There’s a paradigm where that’s all this song is about—small-market baseball, early-stage playoff hopefulness, frosty October days. That’s the root of it. That’s the stuff where Dave Niehaus became such a figure in the life of one Benjamin Haggerty. But it’s more than that, of course. It’s a love letter to Seattle, it’s a love letter to childhood, it’s a tribute to Haggerty’s father, and it’s a tribute to Niehaus, the guy who tied all those things together: the voice of October exhilaration; the voice of childhood promise. For Macklemore, that guy was Niehaus. For me, in Illinois, that guy was Pat Hughes. There’s something about playoff baseball. There’s something about the Division Series.

I used to listen to this on the way to games my junior season in high school. This and a couple other songs on my orange iPod nano. I loved this song the second I heard it, and every time I hear it again, it flushes me full of that romanticism for baseball, and for some reason cold baseball, specifically: cleats cutting into clay and turtlenecks beneath one’s uniform and puffing a hot breath into one’s throwing hand to get a grip on that freezing, rock-hard ball. When we talk about the timelessness of baseball, we usually splice it up with clips from the Babe Ruth era, and now the Willie Mays era, and more and more the Pete Rose era, but we haven’t gotten yet to the Ken Griffey Jr. era in those clips. When we talk about the universality of baseball, we usually splice it up with clips of summer evenings next to pickup trucks, and hot days in Caribbean sandlots, and even beer-league softball late at night in the city, but we haven’t gotten yet to those 42-degree twilight April high school games in the north.

Baseball, for me, was in large part a cold-weather sport, pushed through in the spring, celebrated in the fall on the TV and Dad’s workbench radio. This is a northern baseball song. This celebrates that—the winter thaw, the grime and the grit, the light rain gleaming in that night game. When we talk about baseball as a metaphor for life, we talk about its poeticism, but there’s that element too where it’s just hard. Where it’s just cold. Where it’s Sisyphean and not in the “Ted Williams failed six times out of ten” way but instead the “the Mariners have never won a World Series in all their 35 years” way, the real Sisyphean way, the one where the victory is not the victory but just a victory, just the Division Series, and yet it means so much.
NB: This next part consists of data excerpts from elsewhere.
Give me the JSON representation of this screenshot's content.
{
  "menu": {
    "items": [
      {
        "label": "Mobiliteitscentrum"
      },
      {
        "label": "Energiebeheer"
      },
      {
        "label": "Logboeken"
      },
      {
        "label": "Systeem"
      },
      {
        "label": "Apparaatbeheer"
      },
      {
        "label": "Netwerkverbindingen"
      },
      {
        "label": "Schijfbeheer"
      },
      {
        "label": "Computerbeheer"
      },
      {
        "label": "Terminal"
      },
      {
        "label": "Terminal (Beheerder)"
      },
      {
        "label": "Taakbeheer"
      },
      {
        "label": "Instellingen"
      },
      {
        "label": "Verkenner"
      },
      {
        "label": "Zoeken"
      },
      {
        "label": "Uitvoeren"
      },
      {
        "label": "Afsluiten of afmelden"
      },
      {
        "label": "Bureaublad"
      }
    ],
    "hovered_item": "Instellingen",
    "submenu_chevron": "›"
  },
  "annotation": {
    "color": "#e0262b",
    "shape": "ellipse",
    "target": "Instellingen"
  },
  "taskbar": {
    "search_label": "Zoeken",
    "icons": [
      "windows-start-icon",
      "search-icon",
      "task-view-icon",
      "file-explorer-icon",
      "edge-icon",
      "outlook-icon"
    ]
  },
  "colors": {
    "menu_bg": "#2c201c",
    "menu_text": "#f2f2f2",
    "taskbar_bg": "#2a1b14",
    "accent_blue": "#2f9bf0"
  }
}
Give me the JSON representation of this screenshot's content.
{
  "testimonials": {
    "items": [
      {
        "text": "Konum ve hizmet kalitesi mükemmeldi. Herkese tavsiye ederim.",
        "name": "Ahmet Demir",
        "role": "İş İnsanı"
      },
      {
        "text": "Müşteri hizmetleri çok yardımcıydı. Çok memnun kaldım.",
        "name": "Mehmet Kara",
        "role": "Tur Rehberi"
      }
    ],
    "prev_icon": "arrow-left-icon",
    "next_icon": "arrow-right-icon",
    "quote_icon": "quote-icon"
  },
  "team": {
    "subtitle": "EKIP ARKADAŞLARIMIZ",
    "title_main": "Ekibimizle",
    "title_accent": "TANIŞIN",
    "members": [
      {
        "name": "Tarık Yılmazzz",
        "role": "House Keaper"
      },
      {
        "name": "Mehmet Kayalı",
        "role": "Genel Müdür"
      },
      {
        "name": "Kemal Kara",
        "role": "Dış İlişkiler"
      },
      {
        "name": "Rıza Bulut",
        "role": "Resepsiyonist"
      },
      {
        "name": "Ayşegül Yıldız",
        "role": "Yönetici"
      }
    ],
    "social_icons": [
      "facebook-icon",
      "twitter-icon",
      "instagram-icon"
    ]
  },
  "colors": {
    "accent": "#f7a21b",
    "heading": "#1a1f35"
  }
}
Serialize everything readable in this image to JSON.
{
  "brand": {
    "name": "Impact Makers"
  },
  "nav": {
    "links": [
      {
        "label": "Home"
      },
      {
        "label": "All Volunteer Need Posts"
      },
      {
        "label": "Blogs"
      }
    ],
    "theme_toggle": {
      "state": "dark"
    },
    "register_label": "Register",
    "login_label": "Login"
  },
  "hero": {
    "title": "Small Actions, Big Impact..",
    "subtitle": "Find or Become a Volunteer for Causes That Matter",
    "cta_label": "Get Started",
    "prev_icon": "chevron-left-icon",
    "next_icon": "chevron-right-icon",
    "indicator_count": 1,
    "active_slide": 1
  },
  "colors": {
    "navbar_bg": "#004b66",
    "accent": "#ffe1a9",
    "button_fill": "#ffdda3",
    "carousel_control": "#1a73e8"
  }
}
I got the yips that junior year. Couldn’t field a ground ball, couldn’t transfer the ball out of my mitt, and the deterioration of my hitting accelerated. But during a spring break morning game in the sun, with two strikes on me and the bases loaded in an early inning, I roped a ball through the right side of the infield to score two, and I got myself in the lineup for a few more weeks: a few weeks of cold games entered off a yellow school bus under gray skies, breathing in the exhaust while batbags clanked into the air from cracked brown seats, always a few windows open that just wouldn’t close so always a few guys getting sprayed on the ride home if it decided to mist (and it often decided to mist). I’d listen to “My Oh My” as we got close to the field. I’d think about how much I loved baseball. I’d think about how happy I was to be there. The anxiety wouldn’t have taken hold yet. There was still hope to be hoped.

There was something primitive about that.